A Room of One’s Own is one of the most
powerful feminist statements of the
twentieth century. The anger and desire for change
that led to its creation is conveyed within carefully constructed prose that serves to highlight all that was wrong with the political stance in relation to women in the first half of the
twentieth century. The slim volume arose from a lecture that Woolf gave at the first women’s college in Cambridge University. While it is clearly aimed at the middle-class woman who was expected to be content with house, husband, and children, its call for equality of opportunity is as inspiring now as when it was first published. Woolf talks of the women writers who struggled to achieve what they did under circumstances pitted against them, of Charlotte Brontë’s occasional angry authorial intrusions that highlighted her sense of injustice.

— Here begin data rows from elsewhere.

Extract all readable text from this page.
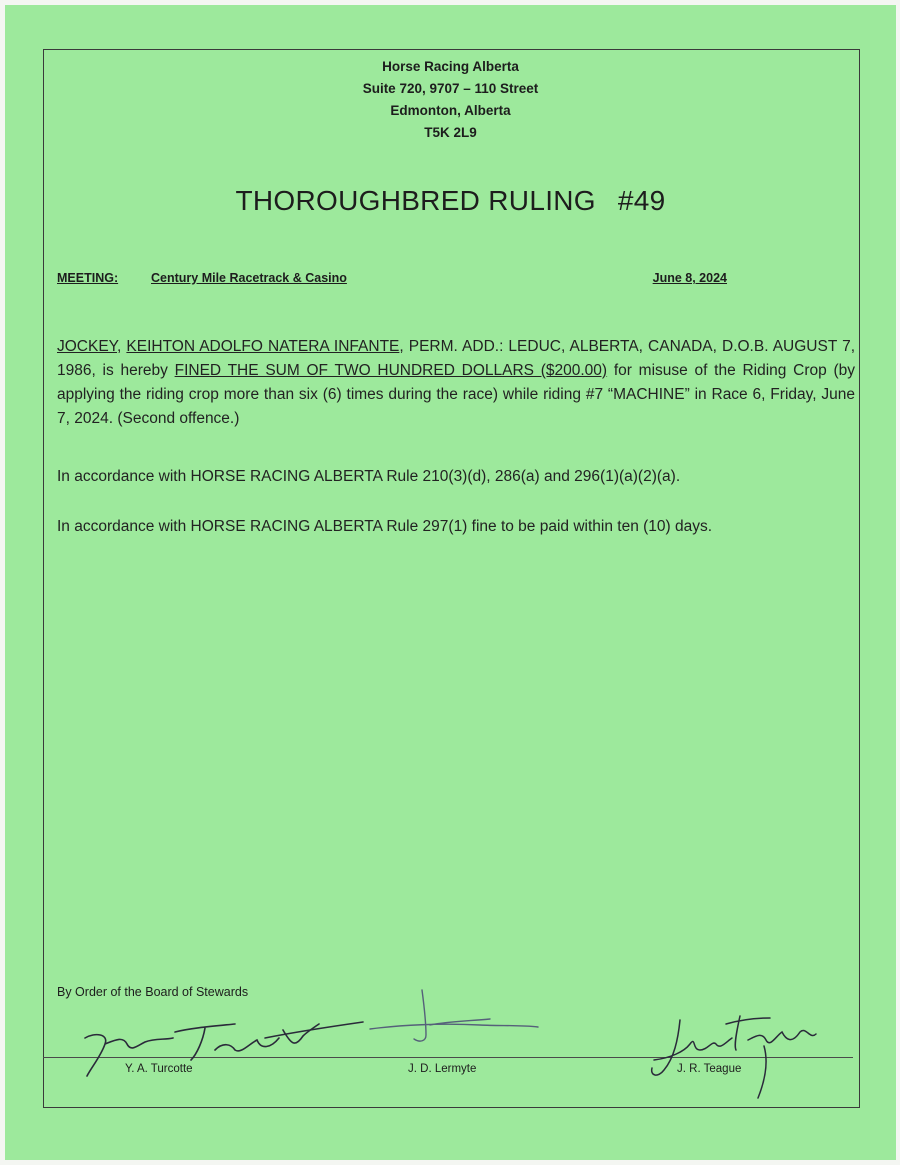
Horse Racing Alberta
Suite 720, 9707 – 110 Street
Edmonton, Alberta
T5K 2L9
THOROUGHBRED RULING #49
MEETING:	Century Mile Racetrack & Casino	June 8, 2024
JOCKEY, KEIHTON ADOLFO NATERA INFANTE, PERM. ADD.: LEDUC, ALBERTA, CANADA, D.O.B. AUGUST 7, 1986, is hereby FINED THE SUM OF TWO HUNDRED DOLLARS ($200.00) for misuse of the Riding Crop (by applying the riding crop more than six (6) times during the race) while riding #7 “MACHINE” in Race 6, Friday, June 7, 2024. (Second offence.)
In accordance with HORSE RACING ALBERTA Rule 210(3)(d), 286(a) and 296(1)(a)(2)(a).
In accordance with HORSE RACING ALBERTA Rule 297(1) fine to be paid within ten (10) days.
By Order of the Board of Stewards
Y. A. Turcotte	J. D. Lermyte	J. R. Teague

She goes on to speak of what women could achieve if they worked together and had access to education at the highest level, and laments the loss of the women who might have written if they had been given the chance to. The fictional Shakespeare’s sister who might have lived and wrote haunts the pages as Woolf expresses how much literature and other great works women could have been the authors of. At the end of this inspirational polemic, Woolf urges women to do everything it is in their power to do in order to add to the list of women’s achievements and to pave the way for future generations of women. As twenty-first century readers, it is interesting to consider what has been achieved since Virginia Woolf wrote this powerful essay and how much we have to be grateful for. A Room of One’s Own rightfully stands as a classic
feminist text and should be read not only by women with ambitions to write but by women in general.